Convert parquet file to sqlute databse

In [1]:
import pandas as pd
import sqlite3

# Read the Parquet file into a DataFrame
df = pd.read_parquet('prompts.parquet')

# Ensure there is a primary key column; if not, add one
if 'id' not in df.columns:
    df.reset_index(inplace=True)
    df.rename(columns={'index': 'id'}, inplace=True)

# Connect to a SQLite database (or create one if it doesn't exist)
conn = sqlite3.connect('prompts.db')
cursor = conn.cursor()

# Create a metadata table
cursor.execute('''
CREATE TABLE IF NOT EXISTS metadata (
    key TEXT PRIMARY KEY,
    value TEXT
)
''')

# Insert some metadata
cursor.execute('''
INSERT OR REPLACE INTO metadata (key, value) VALUES
('version', '1.0'),
('description', 'This is the train table from the prompts.parquet file')
''')

# Write the DataFrame to a SQLite table
df.to_sql('prompts_table', conn, if_exists='replace', index=False)

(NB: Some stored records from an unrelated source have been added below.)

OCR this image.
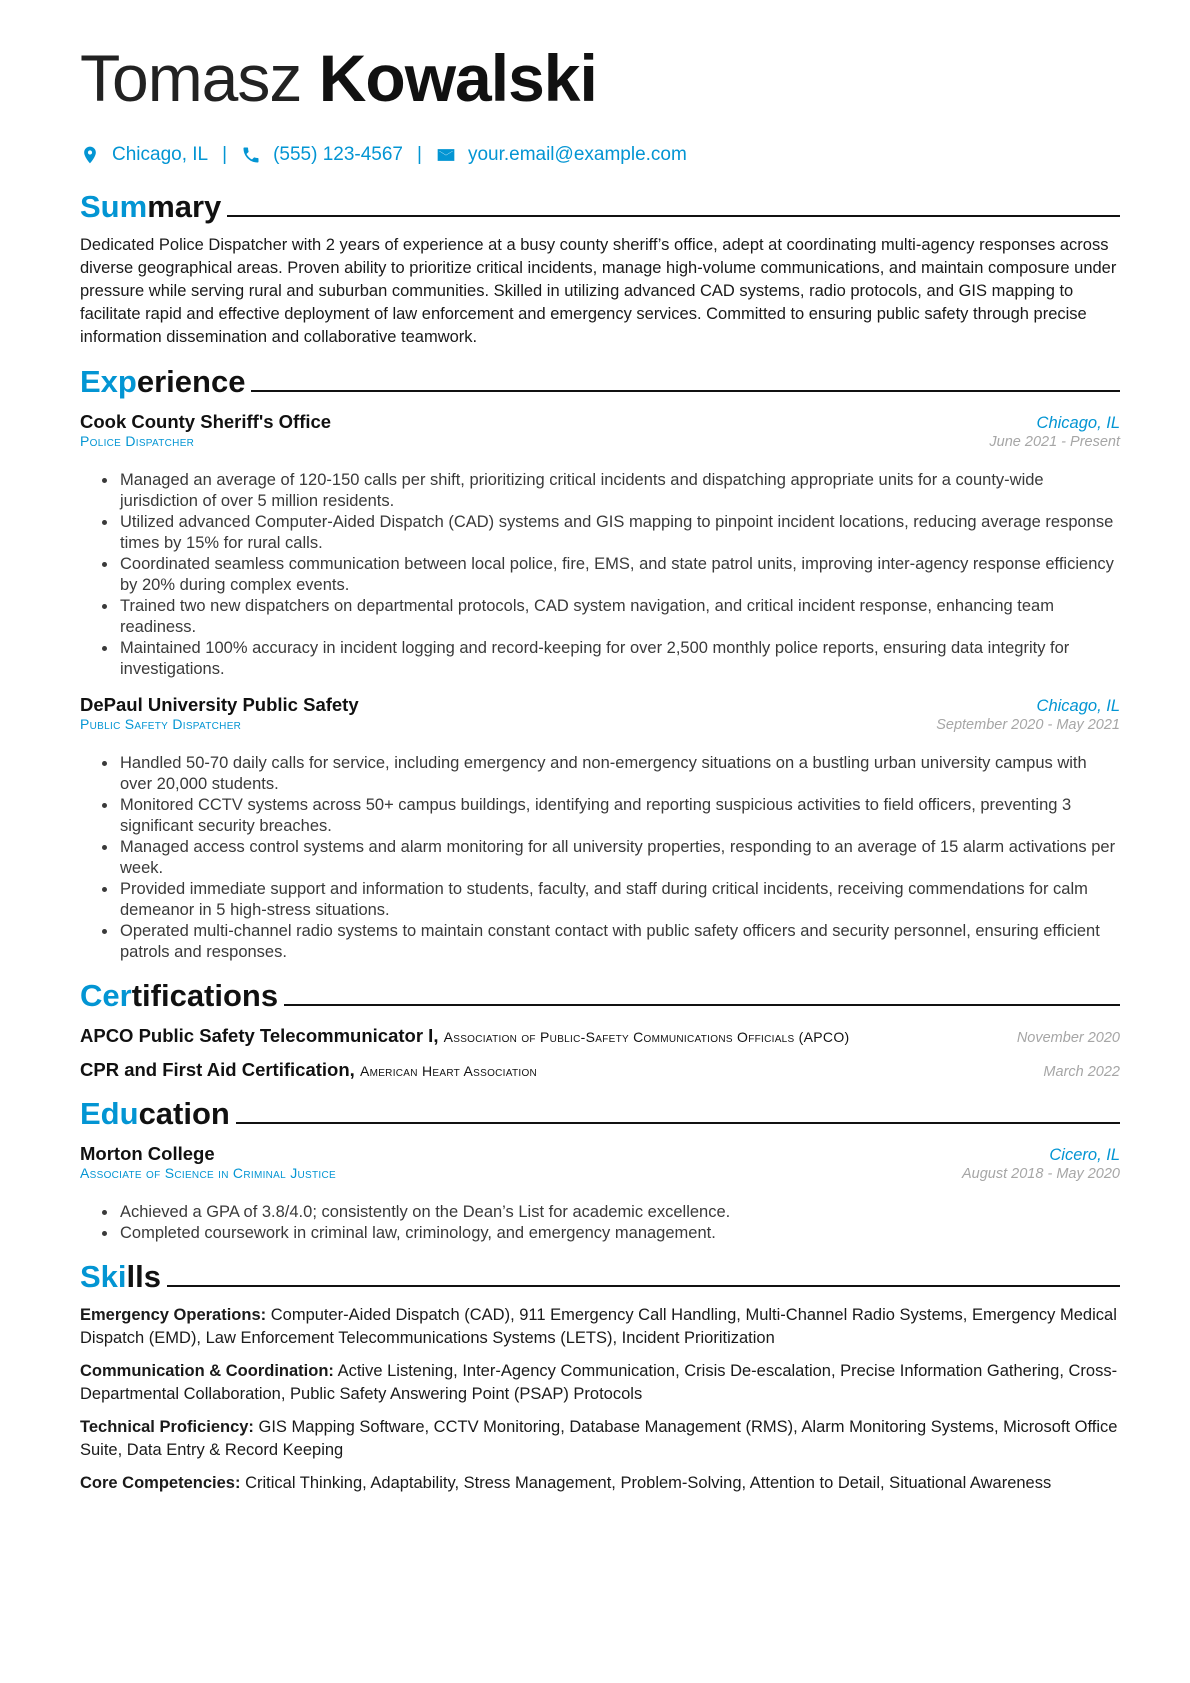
Tomasz Kowalski
Chicago, IL | (555) 123-4567 | your.email@example.com
Summary
Dedicated Police Dispatcher with 2 years of experience at a busy county sheriff’s office, adept at coordinating multi-agency responses across diverse geographical areas. Proven ability to prioritize critical incidents, manage high-volume communications, and maintain composure under pressure while serving rural and suburban communities. Skilled in utilizing advanced CAD systems, radio protocols, and GIS mapping to facilitate rapid and effective deployment of law enforcement and emergency services. Committed to ensuring public safety through precise information dissemination and collaborative teamwork.
Experience
Cook County Sheriff's Office	Chicago, IL
Police Dispatcher	June 2021 - Present
• Managed an average of 120-150 calls per shift, prioritizing critical incidents and dispatching appropriate units for a county-wide jurisdiction of over 5 million residents.
• Utilized advanced Computer-Aided Dispatch (CAD) systems and GIS mapping to pinpoint incident locations, reducing average response times by 15% for rural calls.
• Coordinated seamless communication between local police, fire, EMS, and state patrol units, improving inter-agency response efficiency by 20% during complex events.
• Trained two new dispatchers on departmental protocols, CAD system navigation, and critical incident response, enhancing team readiness.
• Maintained 100% accuracy in incident logging and record-keeping for over 2,500 monthly police reports, ensuring data integrity for investigations.
DePaul University Public Safety	Chicago, IL
Public Safety Dispatcher	September 2020 - May 2021
• Handled 50-70 daily calls for service, including emergency and non-emergency situations on a bustling urban university campus with over 20,000 students.
• Monitored CCTV systems across 50+ campus buildings, identifying and reporting suspicious activities to field officers, preventing 3 significant security breaches.
• Managed access control systems and alarm monitoring for all university properties, responding to an average of 15 alarm activations per week.
• Provided immediate support and information to students, faculty, and staff during critical incidents, receiving commendations for calm demeanor in 5 high-stress situations.
• Operated multi-channel radio systems to maintain constant contact with public safety officers and security personnel, ensuring efficient patrols and responses.
Certifications
APCO Public Safety Telecommunicator I, Association of Public-Safety Communications Officials (APCO)	November 2020
CPR and First Aid Certification, American Heart Association	March 2022
Education
Morton College	Cicero, IL
Associate of Science in Criminal Justice	August 2018 - May 2020
• Achieved a GPA of 3.8/4.0; consistently on the Dean’s List for academic excellence.
• Completed coursework in criminal law, criminology, and emergency management.
Skills
Emergency Operations: Computer-Aided Dispatch (CAD), 911 Emergency Call Handling, Multi-Channel Radio Systems, Emergency Medical Dispatch (EMD), Law Enforcement Telecommunications Systems (LETS), Incident Prioritization
Communication & Coordination: Active Listening, Inter-Agency Communication, Crisis De-escalation, Precise Information Gathering, Cross-Departmental Collaboration, Public Safety Answering Point (PSAP) Protocols
Technical Proficiency: GIS Mapping Software, CCTV Monitoring, Database Management (RMS), Alarm Monitoring Systems, Microsoft Office Suite, Data Entry & Record Keeping
Core Competencies: Critical Thinking, Adaptability, Stress Management, Problem-Solving, Attention to Detail, Situational Awareness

# Add a primary key constraint to the train_table
cursor.execute('''
CREATE TABLE IF NOT EXISTS prompts_table_temp AS SELECT * FROM prompts_table;
DROP TABLE prompts_table;
CREATE TABLE prompts_table (
    id INTEGER PRIMARY KEY,
    /* include other columns here explicitly if needed, e.g., col1, col2, ... */
);
INSERT INTO prompts_table SELECT * FROM prompts_table_temp;
DROP TABLE prompts_table_temp;
''')

# Commit changes and close the connection
conn.commit()
conn.close()

print("Parquet file has been successfully converted to a SQLite database with additional metadata.")


Warning: You can only execute one statement at a time.